Johnson has also said he was “very proud” of how his government reacted.
The government’s latest figures on those who have died after testing positive for coronavirus stand at 40,883.
According to the Office for National Statistics (ONS) the number of people who have died with coronavirus mentioned on their death certificate is now 51,089.
And the number of excess deaths – the number of deaths above the expected number for that time of year – stands at 63,000.
Keir Starmer, the Labour leader, told Johnson during PMQs: “These are amongst the highest numbers anywhere in the world.
“Last week, the prime minister said he was proud of the government’s record, but there’s no pride in those figures is there?”
Johnson said he would “mourn every one” of the deaths and “grieve for them and for their relatives and their friends”.
But he said the country had to “wait until the epidemic has been through its whole cycle” before it was fair to compare the death toll to other countries.
“As for what this country did to fight the epidemic, I must say I strongly disagree with the way he characterises it,” the prime minister told Starmer.
“I think it was an astonishing achievement by the NHS to build the Nightingale hospitals, I think it was an astonishing thing this country came together to drive down, to follow the social distancing rules in spite of all the doubt that was cast on the advice.”

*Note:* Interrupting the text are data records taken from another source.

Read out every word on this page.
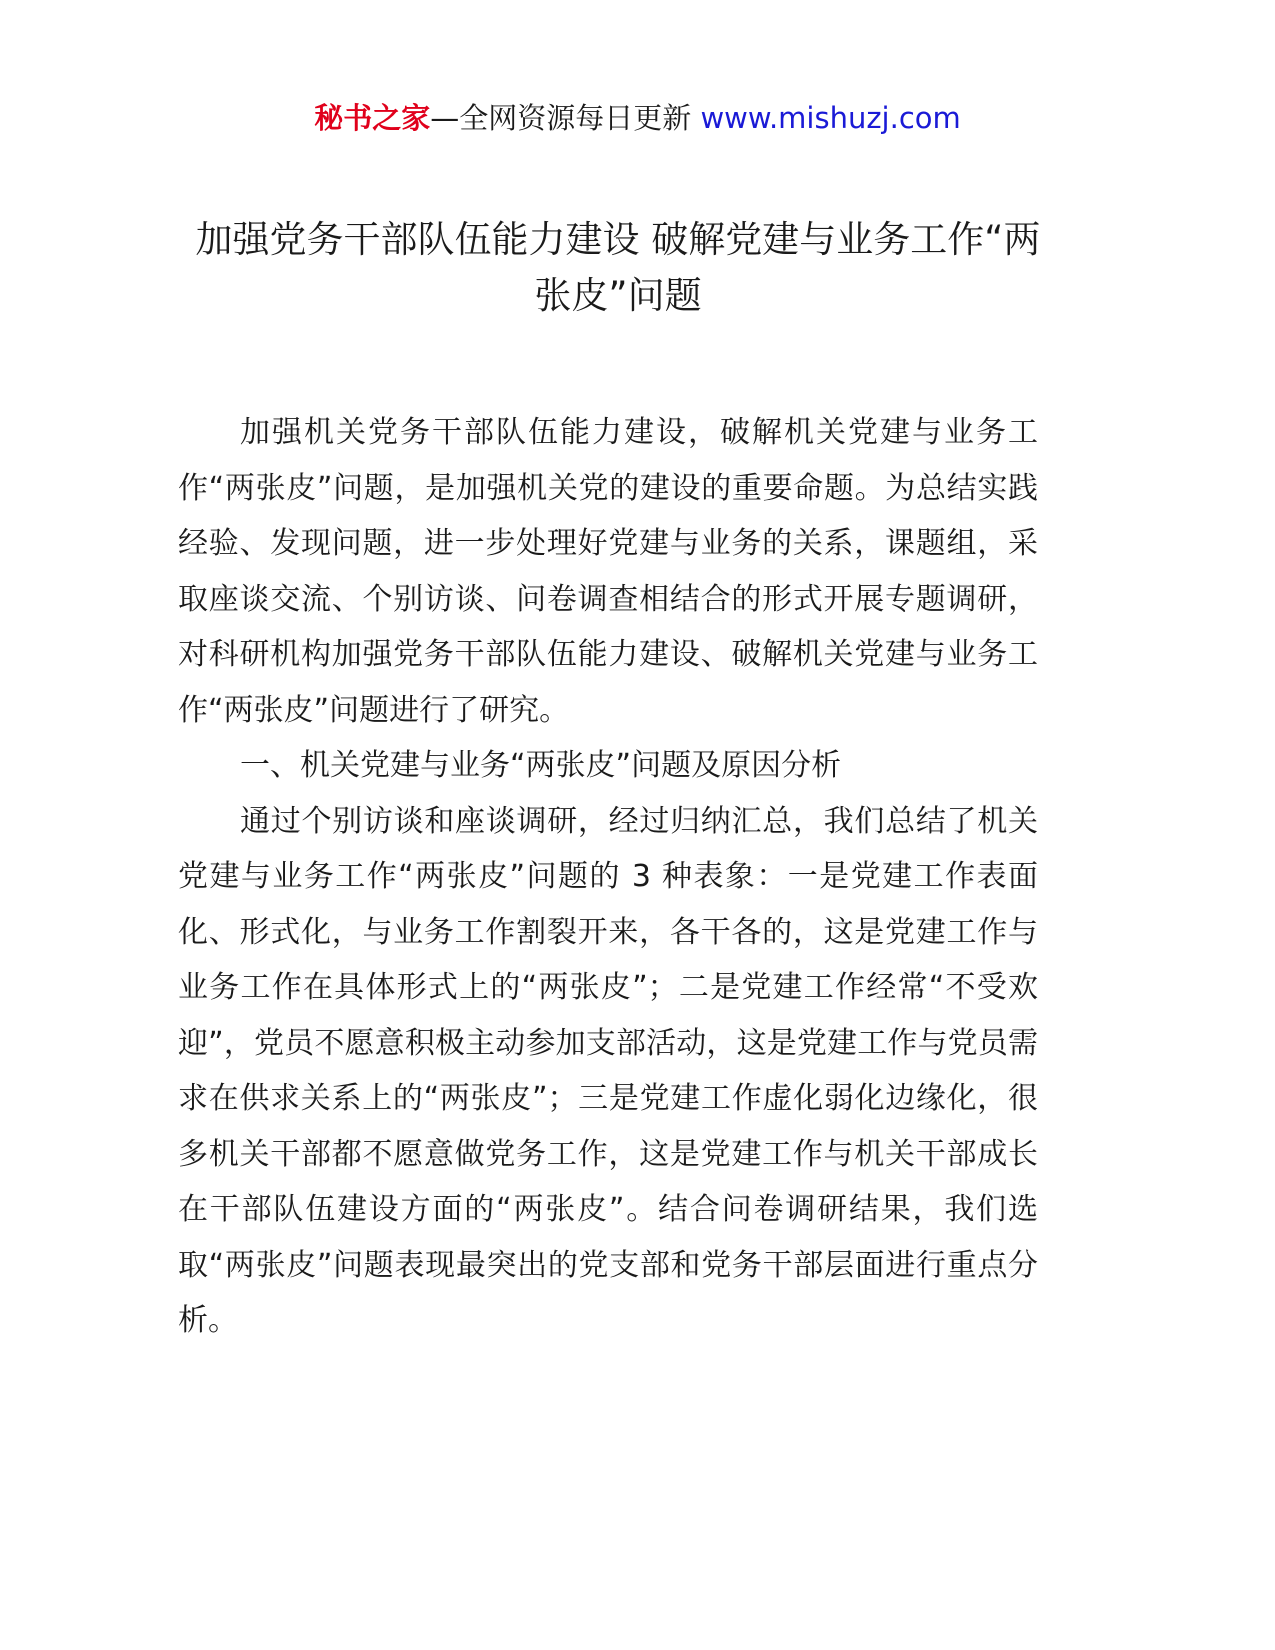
秘书之家—全网资源每日更新 www.mishuzj.com
加强党务干部队伍能力建设 破解党建与业务工作“两张皮”问题

加强机关党务干部队伍能力建设，破解机关党建与业务工作“两张皮”问题，是加强机关党的建设的重要命题。为总结实践经验、发现问题，进一步处理好党建与业务的关系，课题组，采取座谈交流、个别访谈、问卷调查相结合的形式开展专题调研，对科研机构加强党务干部队伍能力建设、破解机关党建与业务工作“两张皮”问题进行了研究。

一、机关党建与业务“两张皮”问题及原因分析

通过个别访谈和座谈调研，经过归纳汇总，我们总结了机关党建与业务工作“两张皮”问题的 3 种表象：一是党建工作表面化、形式化，与业务工作割裂开来，各干各的，这是党建工作与业务工作在具体形式上的“两张皮”；二是党建工作经常“不受欢迎”，党员不愿意积极主动参加支部活动，这是党建工作与党员需求在供求关系上的“两张皮”；三是党建工作虚化弱化边缘化，很多机关干部都不愿意做党务工作，这是党建工作与机关干部成长在干部队伍建设方面的“两张皮”。结合问卷调研结果，我们选取“两张皮”问题表现最突出的党支部和党务干部层面进行重点分析。
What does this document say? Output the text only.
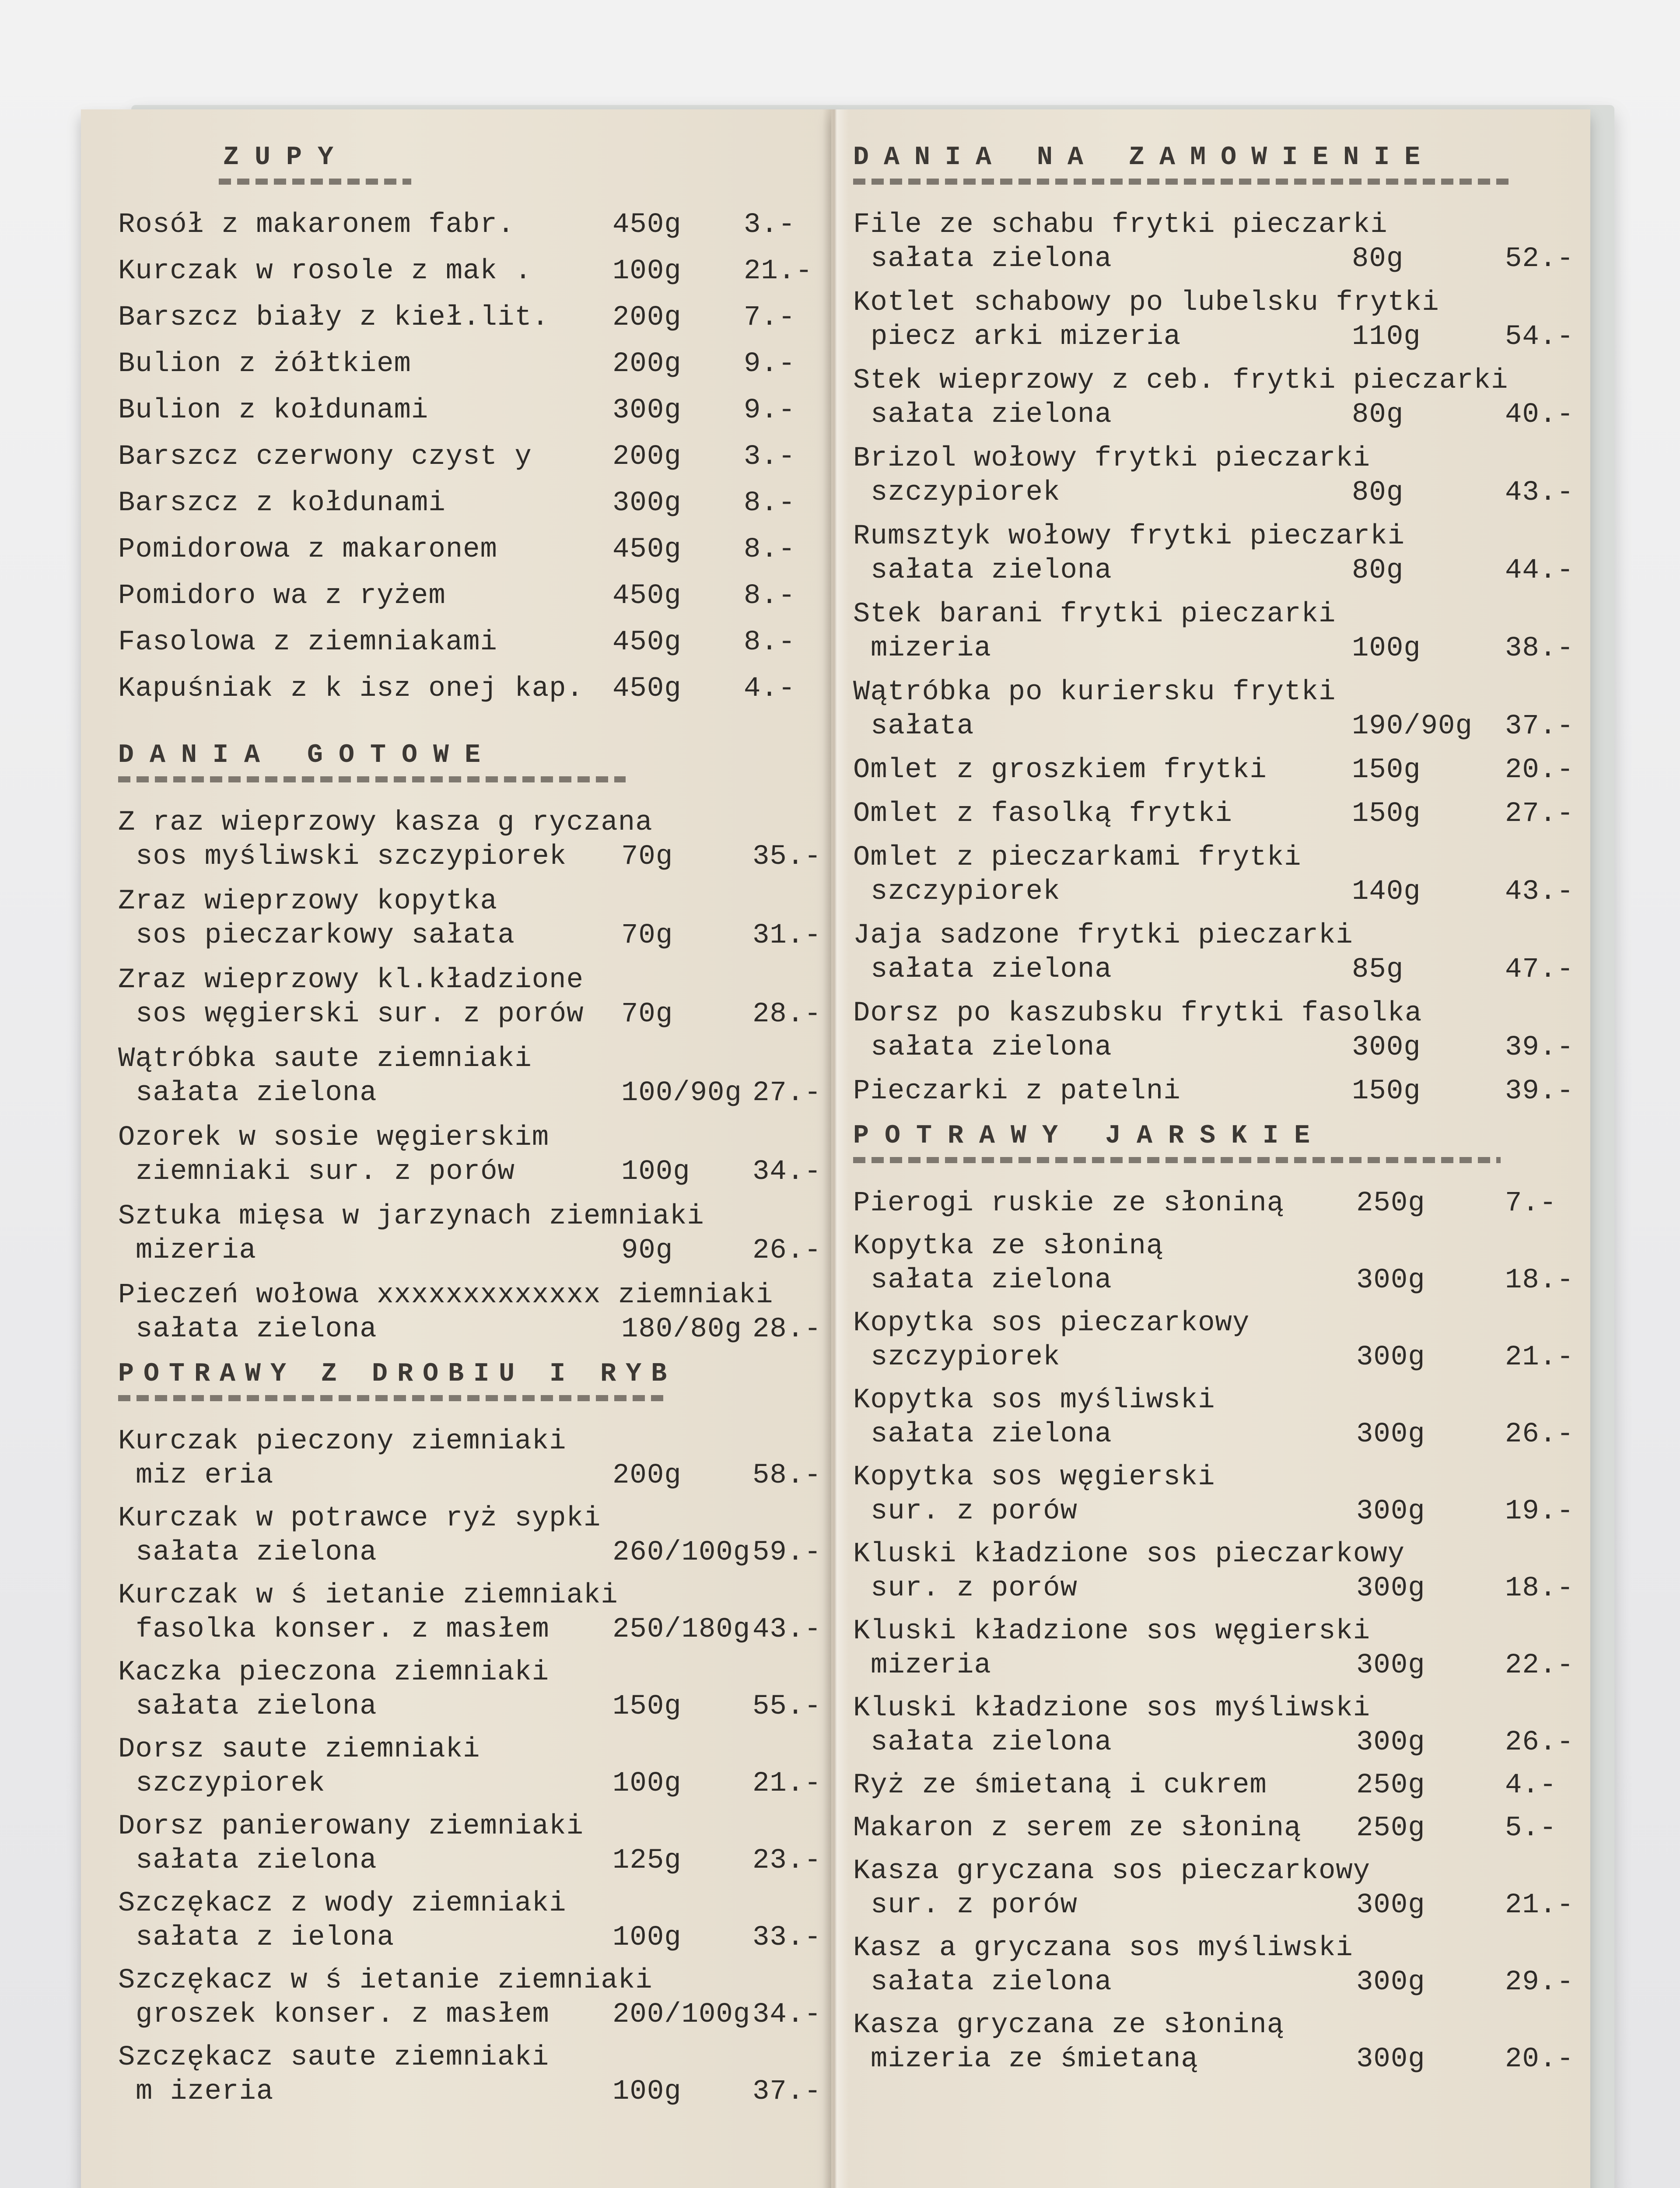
ZUPY
Rosół z makaronem fabr.	450g 3.-
Kurczak w rosole z mak .	100g 21.-
Barszcz biały z kieł.lit. 200g 7.-
Bulion z żółtkiem	200g 9.-
Bulion z kołdunami	300g 9.-
Barszcz czerwony czyst y	200g 3.-
Barszcz z kołdunami	300g 8.-
Pomidorowa z makaronem	450g 8.-
Pomidoro wa z ryżem	450g 8.-
Fasolowa z ziemniakami	450g 8.-
Kapuśniak z k isz onej kap. 450g 4.-
DANIA GOTOWE
Z raz wieprzowy kasza g ryczana
sos myśliwski szczypiorek	70g	35.-
Zraz wieprzowy kopytka
sos pieczarkowy sałata	70g	31.-
Zraz wieprzowy kl.kładzione
sos węgierski sur. z porów	70g	28.-
Wątróbka saute ziemniaki
sałata zielona	100/90g 27.-
Ozorek w sosie węgierskim
ziemniaki sur. z porów	100g 34.-
Sztuka mięsa w jarzynach ziemniaki
mizeria	90g	26.-
Pieczeń wołowa xxxxxxxxxxxxx ziemniaki
sałata zielona	180/80g 28.-
POTRAWY Z DROBIU I RYB
Kurczak pieczony ziemniaki
miz eria	200g	58.-
Kurczak w potrawce ryż sypki
sałata zielona	260/100g 59.-
Kurczak w ś ietanie ziemniaki
fasolka konser. z masłem	250/180g 43.-
Kaczka pieczona ziemniaki
sałata zielona	150g	55.-
Dorsz saute ziemniaki
szczypiorek	100g	21.-
Dorsz panierowany ziemniaki
sałata zielona	125g	23.-
Szczękacz z wody ziemniaki
sałata z ielona	100g	33.-
Szczękacz w ś ietanie ziemniaki
groszek konser. z masłem	200/100g 34.-
Szczękacz saute ziemniaki
m izeria	100g	37.-
DANIA NA ZAMOWIENIE
File ze schabu frytki pieczarki
sałata zielona	80g	52.-
Kotlet schabowy po lubelsku frytki
piecz arki mizeria	110g	54.-
Stek wieprzowy z ceb. frytki pieczarki
sałata zielona	80g	40.-
Brizol wołowy frytki pieczarki
szczypiorek	80g	43.-
Rumsztyk wołowy frytki pieczarki
sałata zielona	80g	44.-
Stek barani frytki pieczarki
mizeria	100g	38.-
Wątróbka po kuriersku frytki
sałata	190/90g 37.-
Omlet z groszkiem frytki	150g	20.-
Omlet z fasolką frytki	150g	27.-
Omlet z pieczarkami frytki
szczypiorek	140g	43.-
Jaja sadzone frytki pieczarki
sałata zielona	85g	47.-
Dorsz po kaszubsku frytki fasolka
sałata zielona	300g	39.-
Pieczarki z patelni	150g	39.-
POTRAWY JARSKIE
Pierogi ruskie ze słoniną	250g	7.-
Kopytka ze słoniną
sałata zielona	300g	18.-
Kopytka sos pieczarkowy
szczypiorek	300g	21.-
Kopytka sos myśliwski
sałata zielona	300g	26.-
Kopytka sos węgierski
sur. z porów	300g	19.-
Kluski kładzione sos pieczarkowy
sur. z porów	300g	18.-
Kluski kładzione sos węgierski
mizeria	300g	22.-
Kluski kładzione sos myśliwski
sałata zielona	300g	26.-
Ryż ze śmietaną i cukrem	250g	4.-
Makaron z serem ze słoniną	250g	5.-
Kasza gryczana sos pieczarkowy
sur. z porów	300g	21.-
Kasz a gryczana sos myśliwski
sałata zielona	300g	29.-
Kasza gryczana ze słoniną
mizeria ze śmietaną	300g	20.-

The exchanges came as Johnson prepared to announce children will soon be able to visit zoos in the latest easing of lockdown measures – although their wait to go back to school could last months.
Johnson will face the nation at the Downing Street briefing on Wednesday and is expected to confirm zoos, safari parks and drive-in cinemas can reopen in England from June 15.
It comes a day after Business Secretary Alok Sharma confirmed shops would also be able to reopen on the same day.
But Education Secretary Gavin Williamson was forced to admit defeat over plans for all primary pupils in England to attend classes before the summer break.